DOCUMENTS

JP Smith slams Bheki Cele for 'moral cowardice'

Cape Town Mayco member criticises way he was invited to, then expelled from, Bonteheuwel meeting

JP Smith slams Bheki Cele for 'moral cowardice' at Total Shutdown meeting

Mayoral committee member for safety and security JP Smith says the manner in which he and Cape Town councillor Angus McKenzie were silenced at a meeting in Bonteheuwel was undemocratic.

On Wednesday, Smith and McKenzie were asked by Police Minister Bheki Cele to exit the meeting when Total Shutdown protesters demanded that they leave.

The purpose of the meeting was to discuss Tuesday's protests around Cape Town against poverty and gangsterism within certain Western Cape communities.

"This is not apartheid anymore. You don’t get to silence your opponents by chasing them away and preventing their voices from being heard," Smith said at press conference on Thursday.

"I’m doing this presser precisely so that my voice can be heard, so that we can say the things that we were denied through the censorship of the minister’s intervention yesterday."

During the meeting, Cele said that he had not been aware that provincial government officials had been invited to the meeting.

He said that he could not allow the meeting to collapse because of their presence, and requested them to leave.

Smith rejected Cele's claim.

"This is the email that I got from SAPS requesting me to attend the meeting. It was unreasonably short notice, it arrived at 17:46. I had to cancel two meetings to be there," Smith said.

He said that he felt slightly embarrassed for cancelling his other meetings in Salt River.

"To have wasted my time going to a meeting where I was, through a little bit of stage craft and showmanship, directed to the door is really wasteful. I’m afraid I must condemn this moral cowardice by the minister."

'False narrative' around City's interventions

Smith said that the meeting created a false narrative surrounding the City’s numerous gangsterism interventions.

Total Shutdown leaders alleged that Smith had been against the movement and complained that the police response to the protests was unreasonable.

The protests took place in various communities throughout the province, which resulted in traffic disruptions and 13 arrests.
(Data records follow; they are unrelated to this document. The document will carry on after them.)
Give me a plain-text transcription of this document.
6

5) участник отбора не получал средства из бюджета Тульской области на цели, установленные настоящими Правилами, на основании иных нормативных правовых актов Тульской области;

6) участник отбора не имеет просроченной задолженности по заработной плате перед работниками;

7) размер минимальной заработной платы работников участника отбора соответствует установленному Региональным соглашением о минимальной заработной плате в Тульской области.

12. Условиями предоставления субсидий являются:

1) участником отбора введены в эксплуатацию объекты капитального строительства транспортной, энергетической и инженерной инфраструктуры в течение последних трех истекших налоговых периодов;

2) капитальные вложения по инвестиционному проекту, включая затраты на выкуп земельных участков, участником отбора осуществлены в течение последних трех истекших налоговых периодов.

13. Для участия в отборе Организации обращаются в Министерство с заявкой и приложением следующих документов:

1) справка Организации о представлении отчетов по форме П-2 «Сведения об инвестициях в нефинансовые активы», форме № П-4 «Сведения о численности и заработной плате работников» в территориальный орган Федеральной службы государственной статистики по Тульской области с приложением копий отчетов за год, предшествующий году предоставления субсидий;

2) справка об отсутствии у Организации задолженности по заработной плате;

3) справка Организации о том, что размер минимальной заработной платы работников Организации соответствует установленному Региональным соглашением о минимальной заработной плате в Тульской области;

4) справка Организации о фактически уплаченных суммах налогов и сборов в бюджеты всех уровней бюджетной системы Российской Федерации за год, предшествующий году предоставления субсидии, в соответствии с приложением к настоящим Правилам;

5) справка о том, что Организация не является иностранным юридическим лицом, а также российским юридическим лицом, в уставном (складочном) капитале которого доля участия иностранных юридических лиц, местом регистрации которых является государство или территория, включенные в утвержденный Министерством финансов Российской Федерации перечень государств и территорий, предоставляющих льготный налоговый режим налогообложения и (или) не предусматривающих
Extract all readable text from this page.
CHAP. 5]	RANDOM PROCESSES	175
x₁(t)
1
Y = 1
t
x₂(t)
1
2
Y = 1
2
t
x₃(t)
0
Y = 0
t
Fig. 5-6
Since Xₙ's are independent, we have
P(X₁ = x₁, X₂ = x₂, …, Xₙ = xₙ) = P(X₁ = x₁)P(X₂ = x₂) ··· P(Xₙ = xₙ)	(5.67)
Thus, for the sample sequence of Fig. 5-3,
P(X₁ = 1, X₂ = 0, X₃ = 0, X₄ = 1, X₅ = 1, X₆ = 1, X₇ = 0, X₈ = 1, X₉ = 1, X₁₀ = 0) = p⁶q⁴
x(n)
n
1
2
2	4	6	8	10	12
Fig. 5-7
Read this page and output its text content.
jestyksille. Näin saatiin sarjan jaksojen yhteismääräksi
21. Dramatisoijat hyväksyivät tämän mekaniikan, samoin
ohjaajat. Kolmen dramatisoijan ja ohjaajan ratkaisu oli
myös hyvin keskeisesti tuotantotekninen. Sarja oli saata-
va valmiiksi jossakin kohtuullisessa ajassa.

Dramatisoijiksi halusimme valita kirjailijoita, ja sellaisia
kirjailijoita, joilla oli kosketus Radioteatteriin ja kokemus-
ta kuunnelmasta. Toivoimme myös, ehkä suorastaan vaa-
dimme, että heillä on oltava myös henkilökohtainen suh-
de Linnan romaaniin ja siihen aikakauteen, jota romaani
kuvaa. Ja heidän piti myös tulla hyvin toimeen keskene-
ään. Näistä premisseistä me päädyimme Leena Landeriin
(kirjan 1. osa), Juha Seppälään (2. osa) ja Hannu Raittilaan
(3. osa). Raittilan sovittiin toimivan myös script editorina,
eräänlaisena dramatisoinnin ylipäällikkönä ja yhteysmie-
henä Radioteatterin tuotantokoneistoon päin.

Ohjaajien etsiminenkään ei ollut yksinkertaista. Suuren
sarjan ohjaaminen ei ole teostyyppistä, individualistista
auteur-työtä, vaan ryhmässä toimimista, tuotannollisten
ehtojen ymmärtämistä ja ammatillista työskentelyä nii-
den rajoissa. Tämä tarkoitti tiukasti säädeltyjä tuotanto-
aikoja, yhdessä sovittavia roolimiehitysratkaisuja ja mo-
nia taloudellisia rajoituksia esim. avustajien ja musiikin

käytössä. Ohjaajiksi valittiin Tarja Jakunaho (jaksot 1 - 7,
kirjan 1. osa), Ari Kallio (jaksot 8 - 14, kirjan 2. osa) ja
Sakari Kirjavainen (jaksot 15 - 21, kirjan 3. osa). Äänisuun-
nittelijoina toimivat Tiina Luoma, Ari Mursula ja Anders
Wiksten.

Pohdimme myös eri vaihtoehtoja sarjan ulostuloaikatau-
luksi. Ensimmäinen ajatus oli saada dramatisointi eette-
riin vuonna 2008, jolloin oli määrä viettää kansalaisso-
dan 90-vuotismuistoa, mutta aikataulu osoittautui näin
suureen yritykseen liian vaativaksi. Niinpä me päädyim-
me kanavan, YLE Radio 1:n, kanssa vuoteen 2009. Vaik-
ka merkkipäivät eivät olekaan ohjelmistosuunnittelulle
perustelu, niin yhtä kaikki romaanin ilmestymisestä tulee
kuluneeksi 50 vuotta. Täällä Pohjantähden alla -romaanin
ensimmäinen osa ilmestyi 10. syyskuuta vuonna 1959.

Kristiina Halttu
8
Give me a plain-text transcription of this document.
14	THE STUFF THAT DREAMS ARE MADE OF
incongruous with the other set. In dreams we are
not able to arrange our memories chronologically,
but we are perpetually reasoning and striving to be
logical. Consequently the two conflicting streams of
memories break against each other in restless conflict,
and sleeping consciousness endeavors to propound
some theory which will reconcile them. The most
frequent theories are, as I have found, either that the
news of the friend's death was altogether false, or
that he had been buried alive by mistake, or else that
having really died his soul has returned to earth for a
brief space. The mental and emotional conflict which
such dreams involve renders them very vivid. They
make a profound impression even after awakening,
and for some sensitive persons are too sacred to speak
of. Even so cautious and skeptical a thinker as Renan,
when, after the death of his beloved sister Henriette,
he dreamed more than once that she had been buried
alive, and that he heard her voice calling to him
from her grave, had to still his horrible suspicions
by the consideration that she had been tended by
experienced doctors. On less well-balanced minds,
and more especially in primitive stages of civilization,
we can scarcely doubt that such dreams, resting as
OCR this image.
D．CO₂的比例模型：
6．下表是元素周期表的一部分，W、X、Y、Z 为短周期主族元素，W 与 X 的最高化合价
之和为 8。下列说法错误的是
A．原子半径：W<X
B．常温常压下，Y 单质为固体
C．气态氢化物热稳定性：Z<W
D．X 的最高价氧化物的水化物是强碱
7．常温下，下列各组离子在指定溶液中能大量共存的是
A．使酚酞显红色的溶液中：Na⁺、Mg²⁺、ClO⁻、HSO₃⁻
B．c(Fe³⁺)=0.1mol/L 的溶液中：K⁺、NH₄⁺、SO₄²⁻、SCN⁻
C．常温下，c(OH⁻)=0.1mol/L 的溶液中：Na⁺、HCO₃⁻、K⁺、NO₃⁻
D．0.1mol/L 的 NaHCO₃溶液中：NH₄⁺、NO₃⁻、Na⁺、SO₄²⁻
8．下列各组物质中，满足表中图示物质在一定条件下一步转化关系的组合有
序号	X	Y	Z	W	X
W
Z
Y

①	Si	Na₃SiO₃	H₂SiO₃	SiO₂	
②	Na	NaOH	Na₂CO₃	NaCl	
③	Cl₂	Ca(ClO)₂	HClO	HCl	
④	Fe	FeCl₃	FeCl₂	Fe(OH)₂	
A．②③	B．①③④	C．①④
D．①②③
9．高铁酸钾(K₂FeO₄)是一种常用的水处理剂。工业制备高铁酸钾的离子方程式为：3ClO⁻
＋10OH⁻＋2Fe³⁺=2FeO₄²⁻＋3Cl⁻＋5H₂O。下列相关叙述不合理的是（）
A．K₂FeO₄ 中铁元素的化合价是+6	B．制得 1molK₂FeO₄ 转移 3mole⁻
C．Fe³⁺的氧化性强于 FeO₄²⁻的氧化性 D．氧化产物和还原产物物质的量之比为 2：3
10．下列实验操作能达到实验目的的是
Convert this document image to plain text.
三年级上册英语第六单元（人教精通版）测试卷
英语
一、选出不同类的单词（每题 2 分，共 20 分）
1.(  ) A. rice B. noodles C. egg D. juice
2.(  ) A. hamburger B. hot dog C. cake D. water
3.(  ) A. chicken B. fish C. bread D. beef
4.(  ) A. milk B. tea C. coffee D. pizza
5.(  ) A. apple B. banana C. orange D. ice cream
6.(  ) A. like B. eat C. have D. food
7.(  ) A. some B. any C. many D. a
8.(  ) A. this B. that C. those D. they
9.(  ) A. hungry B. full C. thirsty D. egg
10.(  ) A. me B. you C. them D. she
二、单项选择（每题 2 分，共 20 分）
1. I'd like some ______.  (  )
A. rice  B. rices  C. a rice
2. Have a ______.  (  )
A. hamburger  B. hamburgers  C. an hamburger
"There is an unfair assignment of blame placed on the City around the policing function. This is a purposeful narrative – all the political parties' polling is showing crime is a major issue," he claimed.

"The ANC is seeing that it will impact on their electoral outcomes and for them it is critical at this stage to shift blame for what is policing failure in the hands of national government, to other spheres of government."

He then criticised the minister’s announcement of the possible reinstatement of a specialised gang unit in the Western Cape.

'Blood not on his hands?"

In 2003, the Western Cape police's specialised gang unit was disbanded by then police commissioner Jackie Selebi.

Operation Combat was created in 2010 and focused on taking down high-ranking gangsters in the province and prosecuting them under the Prevention of Organised Crime Act.

It was then communicated that Operation Combat had been disbanded in 2016.

"For at least the last decade, we have been consistently calling for these specialised units," Smith said.

"Ops Combat was returned and also disbanded. I must ask by who? Who disbanded Ops Combat? Ask SAPS why the gang unit was briefly returned and then disbanded.

"If the minister is saying that they should again come back, then there is the blood of the 850 gang deaths that could have been reduced if the gang unit was functioning. Is that blood not on his hands?"